Two problems remain with the lack of encryption, first is authenticity. Anyone can man-in-the-middle and change the web page, TLS prevents that. But what I think is an even better solution is to do it at the content level: sign the content, like a GPG signature, not the server, this way you can guarantee the authenticity of the content, no matter where you are getting it from.

The other thing is the usual argument about oppressive governments, etc... Well, if want to protect yourself, TLS won't save you, you will be given away by your IP address, they may not see exactly what you are looking at, but the simple fact you are connecting to a server containing sensitive data may be evidence enough. Protecting your identity is what networks like TOR are for, and you can hide a plain text server behind the TOR network, which would act as the privacy layer.

[−] lasgawe 61d ago
mm, yeah. I like the idea of the small web not as a size category but as a mindset. people publishing for the sake of sharing rather than optimizing for attention or monetization.
[−] tonymet 61d ago
hats off to https://1mb.club/ and https://512kb.club/ for cataloging and featuring small web experiences
[−] Gunax 61d ago
It's sad how the snall web became invisible.

I used to use all sorts of small websites in 2005. But by 2015 I used only about 10 large ones.

Like many changes, I cannot pinpoint exactly when this happened. It just occurred to me someday that I do not run into many unusual websites any longer.

It's unfortunate that so much of our behavior is dictated by Google. I dint think it's malicious or even intentional--but at some point they stopped directing traffic to small websites.

And like a highway closeure ripples through small town economies, it was barely noticed by travellers but devestating to recipients. What were once quaint sites became abandoned.

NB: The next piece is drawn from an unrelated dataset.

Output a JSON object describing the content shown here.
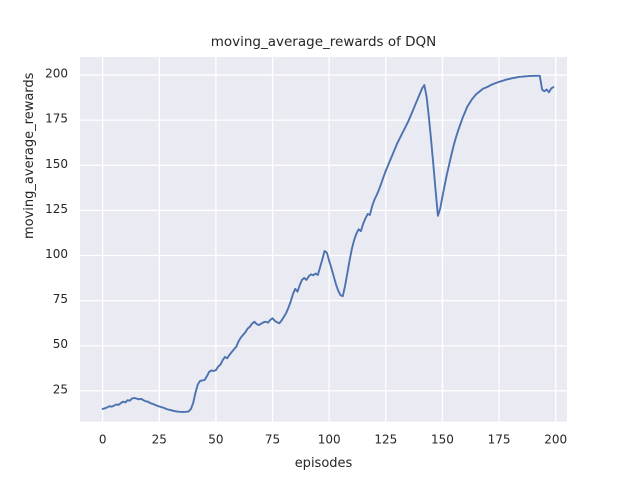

The second force seems to be video. Because video is difficult and expensive to host, we moved away from websites. Travel blogs were replaced with travel vlogs. Tutorials became videos.

[−] qudat 61d ago
I built https://prose.sh as part of my journey into Gemini and back out. Ya, it's just a simple blog, but you can completely manage it with ssh and is compatible with hugo when people want to eject.

We also recently released support for plain-text-lists which is a gemini-inspired spec that use lists as its foundational structure.

https://pico.sh/plain-text-lists

example: https://blog.pico.sh/ann-034-plain-text-lists

[−] oxag3n 61d ago

> To be fair, I should point out that the “small” web was never defined by the number of sites, but by the lack of commercial influence.

That was my understanding before it grew - it's a web of small indie sites.

[−] lich_king 61d ago
It's easy to hand-curate a list of 5,000 "small web" URLs. The problem is scaling. For example, Kagi has a hand-curated "small web" filter, but I never use it because far more interesting and relevant "small web" websites are outside the filter than in it. The same is true for most other lists curated by individual folks. They're neat, but also sort of useless because they are too small: 95% of the things you're looking for are not there.

The question is how do you take it to a million? There probably are at least that many good personal and non-commercial websites out there, but if you open it up, you invite spam & slop.

[−] followdev 61d ago
I built FollowDev.com which is like Kagi Small Web but for software developer blogs.

It has about 1000 blogs in the repo at the moment. Discovering was the most time consuming part.